For years, tech heads have made Nexus smartphones their handset of choice.

That’s partly because they run a fuss-free, unadorned version of Android that dispenses with novelty UI features and bloatware, such as, the option to turn eBook pages with your eyes.

And it's partly because their stripped software makes them supremely easy to update, with the result that Nexus phones get new versions of Android before anyone else, with none of delays and glitches that affect other manufacturers’ handsets.

Except that’s not always entirely true.
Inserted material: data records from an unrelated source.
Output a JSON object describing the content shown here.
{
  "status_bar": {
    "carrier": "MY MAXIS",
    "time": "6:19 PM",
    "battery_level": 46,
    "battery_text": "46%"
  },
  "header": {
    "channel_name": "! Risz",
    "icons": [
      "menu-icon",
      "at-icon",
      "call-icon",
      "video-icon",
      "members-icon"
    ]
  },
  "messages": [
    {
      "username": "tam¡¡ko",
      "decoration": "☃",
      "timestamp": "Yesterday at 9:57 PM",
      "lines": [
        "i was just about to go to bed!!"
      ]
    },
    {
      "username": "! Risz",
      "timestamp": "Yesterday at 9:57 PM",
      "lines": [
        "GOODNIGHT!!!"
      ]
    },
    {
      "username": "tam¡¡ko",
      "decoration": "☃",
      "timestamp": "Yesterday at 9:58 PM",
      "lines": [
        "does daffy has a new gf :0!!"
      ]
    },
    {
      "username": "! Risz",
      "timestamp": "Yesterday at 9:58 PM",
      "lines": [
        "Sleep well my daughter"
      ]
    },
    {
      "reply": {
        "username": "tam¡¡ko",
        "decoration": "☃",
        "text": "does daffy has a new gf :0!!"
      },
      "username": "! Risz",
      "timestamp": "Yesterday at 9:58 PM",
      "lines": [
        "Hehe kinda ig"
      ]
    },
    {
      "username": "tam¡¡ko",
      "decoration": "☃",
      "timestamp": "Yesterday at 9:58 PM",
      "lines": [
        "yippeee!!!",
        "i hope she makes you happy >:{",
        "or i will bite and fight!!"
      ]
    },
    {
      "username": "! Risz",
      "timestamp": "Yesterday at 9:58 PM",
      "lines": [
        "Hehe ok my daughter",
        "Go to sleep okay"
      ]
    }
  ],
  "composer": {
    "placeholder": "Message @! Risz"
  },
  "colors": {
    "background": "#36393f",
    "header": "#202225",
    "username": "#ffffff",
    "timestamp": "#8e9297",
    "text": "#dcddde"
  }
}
Not in the case of Google’s Nexus 4, anyway.

When Google upholstered its last-but-one flagship phone with Android 4.4, the results were a bit of a car crash.

Although not all phones were affected, faults reported by users included issues with the phone’s setting toggle and glitches with the camera.

Worse was some users were also saddled with a home button that didn’t work and a broken dialler that meant that your phone, erm, no longer actually made phone calls.

Of course, the Nexus isn’t the first phone to be borked by fresh software. But it’s a pretty shaming episode for Google even so.

After all, Nexus devices are supposed to set standards for OEMs to live up to.

If Google can’t get Android updates right for its own phone, you’ve got to wonder how it ever plans to get a grip on the fragmentation problems that continue to blight Android.

5 Samsung Galaxy S4 launch event

samsung galaxy s4 launch

In March, jazz-hands-crazed Broadway performers mugged their way through that must rank as one of the oddest launch events in tech lore. And it was all in aid of the arrival of the Galaxy S4.

The showcase was campy and corny in equal measures. Whether that was intentional, as Samsung claimed, isn’t important.

What matters is that it went down terribly with tech fans, baffled mass-market consumers and had womens' groups frothing with ire.

It might be overstating things to say that the launch contributed to what appears to have been a lukewarm public response to the Galaxy S4. But it certainly won’t have helped.